While shrink around the world may be on the rise, retailers have not sat idly by and watched it happen as many are implementing new policies and technologies to address the problem. According to the study, 95 percent of retailers had enhanced their employee training to help spot and deter theft and 88 percent planned to do more employee training. In addition, 55 percent of retailers have introduced new crime prevention hardware and software in the last three years, 30 percent have implemented pre-employment screenings and 34 percent hired more in-store loss prevention employees. Bamfield said that U.S. retailers are spending more than $12 billion a year on loss prevention efforts.
As in past years, shoplifters tended to focus on a wide variety of expensive, branded products such as razor blades, cosmetics, electronics, smartphones, watches, sunglasses, infant formula, and shoes among others items. Retailers, however, seem to be doing a better job of protecting these targeted items. According to the study, between 2009 and 2011, "the proportion of retail 'Top Fifty' most stolen product lines with no specific protection fell from 28 percent to 24 percent."
Bamfield said that some legislative efforts to help curb organized retail theft have managed to put a dent into the crime, but he indicated that much more still needs to be done. "Probably the whole problem will be eliminated if they get a fair number of perpetrators and give them prison sentences," he said.

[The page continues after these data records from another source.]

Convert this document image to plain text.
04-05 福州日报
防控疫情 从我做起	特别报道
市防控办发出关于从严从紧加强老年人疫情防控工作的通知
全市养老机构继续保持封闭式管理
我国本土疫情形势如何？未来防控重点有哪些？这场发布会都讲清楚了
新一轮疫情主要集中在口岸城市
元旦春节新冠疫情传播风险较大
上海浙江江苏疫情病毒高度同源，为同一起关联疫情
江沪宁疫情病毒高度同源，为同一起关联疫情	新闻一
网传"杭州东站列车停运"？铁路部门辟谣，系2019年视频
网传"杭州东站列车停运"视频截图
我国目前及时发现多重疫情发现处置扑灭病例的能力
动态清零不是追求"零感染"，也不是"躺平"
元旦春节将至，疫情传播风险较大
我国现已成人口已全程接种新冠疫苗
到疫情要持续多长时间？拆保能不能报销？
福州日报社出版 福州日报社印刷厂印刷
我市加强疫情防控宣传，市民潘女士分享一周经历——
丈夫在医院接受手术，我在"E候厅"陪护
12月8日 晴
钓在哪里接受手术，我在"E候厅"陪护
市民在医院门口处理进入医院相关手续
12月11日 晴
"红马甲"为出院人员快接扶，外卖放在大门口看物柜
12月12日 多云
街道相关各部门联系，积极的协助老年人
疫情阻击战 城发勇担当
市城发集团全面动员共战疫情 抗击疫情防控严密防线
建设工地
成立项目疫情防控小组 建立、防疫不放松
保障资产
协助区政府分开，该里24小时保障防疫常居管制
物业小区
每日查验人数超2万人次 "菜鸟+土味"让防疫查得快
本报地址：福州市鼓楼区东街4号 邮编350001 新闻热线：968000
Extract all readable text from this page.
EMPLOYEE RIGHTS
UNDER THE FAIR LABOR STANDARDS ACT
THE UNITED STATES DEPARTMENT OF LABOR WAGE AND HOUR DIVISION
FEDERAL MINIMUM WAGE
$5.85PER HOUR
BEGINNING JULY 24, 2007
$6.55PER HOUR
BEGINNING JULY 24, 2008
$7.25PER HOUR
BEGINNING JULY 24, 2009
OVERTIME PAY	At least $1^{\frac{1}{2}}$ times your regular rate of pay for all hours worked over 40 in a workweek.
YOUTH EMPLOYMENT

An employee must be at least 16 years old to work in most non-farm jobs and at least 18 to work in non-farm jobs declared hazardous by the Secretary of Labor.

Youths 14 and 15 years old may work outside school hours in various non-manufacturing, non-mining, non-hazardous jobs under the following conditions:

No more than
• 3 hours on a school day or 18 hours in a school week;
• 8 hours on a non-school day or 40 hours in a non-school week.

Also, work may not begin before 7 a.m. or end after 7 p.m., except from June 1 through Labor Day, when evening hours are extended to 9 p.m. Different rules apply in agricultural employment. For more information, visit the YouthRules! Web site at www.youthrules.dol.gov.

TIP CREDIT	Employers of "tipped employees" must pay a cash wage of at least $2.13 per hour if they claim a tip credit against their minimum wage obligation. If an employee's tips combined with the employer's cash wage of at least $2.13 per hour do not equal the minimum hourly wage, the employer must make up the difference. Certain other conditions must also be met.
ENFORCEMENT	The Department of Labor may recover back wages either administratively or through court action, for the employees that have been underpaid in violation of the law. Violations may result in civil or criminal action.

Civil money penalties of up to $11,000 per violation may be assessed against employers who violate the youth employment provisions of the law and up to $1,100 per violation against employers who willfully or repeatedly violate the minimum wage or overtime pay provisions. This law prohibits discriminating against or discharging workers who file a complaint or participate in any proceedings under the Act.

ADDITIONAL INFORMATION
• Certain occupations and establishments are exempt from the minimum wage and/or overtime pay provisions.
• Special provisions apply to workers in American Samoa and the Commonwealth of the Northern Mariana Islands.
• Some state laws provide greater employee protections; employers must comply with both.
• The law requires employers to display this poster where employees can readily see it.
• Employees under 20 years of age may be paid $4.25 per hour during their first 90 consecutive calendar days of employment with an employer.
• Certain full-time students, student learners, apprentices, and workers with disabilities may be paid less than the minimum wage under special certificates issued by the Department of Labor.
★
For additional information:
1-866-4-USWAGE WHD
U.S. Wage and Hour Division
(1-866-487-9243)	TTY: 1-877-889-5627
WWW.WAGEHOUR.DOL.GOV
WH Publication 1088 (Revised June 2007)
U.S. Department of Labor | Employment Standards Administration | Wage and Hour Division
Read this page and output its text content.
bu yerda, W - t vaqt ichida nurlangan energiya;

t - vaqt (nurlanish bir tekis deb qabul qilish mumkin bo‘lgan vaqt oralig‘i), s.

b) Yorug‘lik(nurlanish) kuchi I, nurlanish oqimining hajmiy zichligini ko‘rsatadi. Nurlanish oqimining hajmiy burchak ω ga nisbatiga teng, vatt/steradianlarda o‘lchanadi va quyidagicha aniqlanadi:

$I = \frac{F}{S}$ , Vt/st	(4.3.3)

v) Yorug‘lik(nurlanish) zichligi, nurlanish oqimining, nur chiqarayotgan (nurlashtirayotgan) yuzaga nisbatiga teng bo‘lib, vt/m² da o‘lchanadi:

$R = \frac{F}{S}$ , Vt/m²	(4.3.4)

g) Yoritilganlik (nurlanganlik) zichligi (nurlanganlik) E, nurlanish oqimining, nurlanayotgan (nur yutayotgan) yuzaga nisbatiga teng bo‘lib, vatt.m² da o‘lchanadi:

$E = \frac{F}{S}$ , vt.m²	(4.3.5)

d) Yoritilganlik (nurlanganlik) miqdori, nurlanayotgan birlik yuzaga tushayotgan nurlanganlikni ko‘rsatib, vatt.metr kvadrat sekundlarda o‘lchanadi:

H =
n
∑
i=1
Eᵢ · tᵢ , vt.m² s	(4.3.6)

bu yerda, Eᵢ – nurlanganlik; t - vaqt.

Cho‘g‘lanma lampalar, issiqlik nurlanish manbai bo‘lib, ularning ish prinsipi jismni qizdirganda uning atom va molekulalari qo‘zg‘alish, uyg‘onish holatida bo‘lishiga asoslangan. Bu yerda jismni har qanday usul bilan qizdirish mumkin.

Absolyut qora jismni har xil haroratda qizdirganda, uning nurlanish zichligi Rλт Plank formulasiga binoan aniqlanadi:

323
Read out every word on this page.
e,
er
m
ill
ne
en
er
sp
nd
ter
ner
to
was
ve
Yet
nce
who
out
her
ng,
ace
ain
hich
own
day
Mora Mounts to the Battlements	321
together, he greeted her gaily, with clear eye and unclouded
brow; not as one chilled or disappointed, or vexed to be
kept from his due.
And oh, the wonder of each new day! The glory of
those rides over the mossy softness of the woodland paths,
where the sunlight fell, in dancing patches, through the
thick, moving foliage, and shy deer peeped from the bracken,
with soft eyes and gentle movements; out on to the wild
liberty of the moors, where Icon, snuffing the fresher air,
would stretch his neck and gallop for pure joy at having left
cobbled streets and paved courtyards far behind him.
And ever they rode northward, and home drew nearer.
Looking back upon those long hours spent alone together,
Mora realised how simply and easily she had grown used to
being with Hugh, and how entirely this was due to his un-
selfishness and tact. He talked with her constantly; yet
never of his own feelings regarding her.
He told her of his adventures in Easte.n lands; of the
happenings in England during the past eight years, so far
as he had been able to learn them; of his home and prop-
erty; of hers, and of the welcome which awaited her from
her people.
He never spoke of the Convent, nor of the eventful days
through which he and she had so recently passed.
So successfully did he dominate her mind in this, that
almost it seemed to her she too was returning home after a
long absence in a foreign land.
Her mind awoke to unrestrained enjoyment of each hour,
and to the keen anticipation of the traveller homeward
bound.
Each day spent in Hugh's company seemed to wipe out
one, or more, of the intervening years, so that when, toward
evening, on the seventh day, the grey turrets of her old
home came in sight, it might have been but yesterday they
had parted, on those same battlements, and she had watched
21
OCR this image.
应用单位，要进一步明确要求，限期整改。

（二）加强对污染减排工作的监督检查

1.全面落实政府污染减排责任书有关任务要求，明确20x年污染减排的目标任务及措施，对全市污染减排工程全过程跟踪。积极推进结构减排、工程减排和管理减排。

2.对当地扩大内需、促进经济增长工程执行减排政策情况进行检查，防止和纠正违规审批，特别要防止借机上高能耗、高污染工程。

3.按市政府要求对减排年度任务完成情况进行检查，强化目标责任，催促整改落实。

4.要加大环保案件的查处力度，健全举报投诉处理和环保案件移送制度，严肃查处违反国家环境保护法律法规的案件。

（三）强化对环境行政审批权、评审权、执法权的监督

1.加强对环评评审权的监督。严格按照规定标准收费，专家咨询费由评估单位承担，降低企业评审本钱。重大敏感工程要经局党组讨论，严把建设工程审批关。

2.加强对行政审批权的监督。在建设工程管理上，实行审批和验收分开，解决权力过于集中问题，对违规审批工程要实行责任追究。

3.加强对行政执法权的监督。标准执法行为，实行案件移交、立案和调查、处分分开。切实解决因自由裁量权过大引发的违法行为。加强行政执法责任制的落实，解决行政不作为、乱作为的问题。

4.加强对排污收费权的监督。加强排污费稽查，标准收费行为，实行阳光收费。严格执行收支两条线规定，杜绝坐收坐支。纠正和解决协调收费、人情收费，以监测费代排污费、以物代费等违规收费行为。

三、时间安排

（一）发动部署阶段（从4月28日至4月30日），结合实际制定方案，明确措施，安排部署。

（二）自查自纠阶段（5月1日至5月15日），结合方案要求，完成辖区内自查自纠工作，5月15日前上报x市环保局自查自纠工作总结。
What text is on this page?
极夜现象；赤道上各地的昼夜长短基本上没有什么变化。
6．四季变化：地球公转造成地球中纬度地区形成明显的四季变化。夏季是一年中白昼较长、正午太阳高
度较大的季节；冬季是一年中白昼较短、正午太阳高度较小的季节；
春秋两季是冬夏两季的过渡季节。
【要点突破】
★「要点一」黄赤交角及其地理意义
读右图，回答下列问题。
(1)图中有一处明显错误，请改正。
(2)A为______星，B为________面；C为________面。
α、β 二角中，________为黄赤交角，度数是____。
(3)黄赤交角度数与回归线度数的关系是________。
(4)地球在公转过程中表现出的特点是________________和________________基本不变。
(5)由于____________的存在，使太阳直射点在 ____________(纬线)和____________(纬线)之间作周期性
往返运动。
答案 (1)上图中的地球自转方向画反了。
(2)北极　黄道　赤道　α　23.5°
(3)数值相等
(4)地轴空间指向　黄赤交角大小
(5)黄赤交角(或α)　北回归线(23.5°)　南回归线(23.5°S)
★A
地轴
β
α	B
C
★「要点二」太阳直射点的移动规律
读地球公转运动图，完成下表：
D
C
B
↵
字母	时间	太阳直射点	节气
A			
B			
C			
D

Bamfield said that people also need to realize the costs of retail theft on consumers.
"The costs of retail crime are considerable. We estimated that its $446 per family in the U.S. When the ordinary family realizes how much they're paying for retail crime... then perhaps they'll get onto law enforcement and politicians to say 'why don't we do something about this?'" he said. "What is needed is a comparable response from the criminal justice system and interest in penalizing and increasing the sanctions against thieves because at the moment, often being found shoplifting is the equivalent of a bad day in the office. That's no deterrent to people stealing from shops."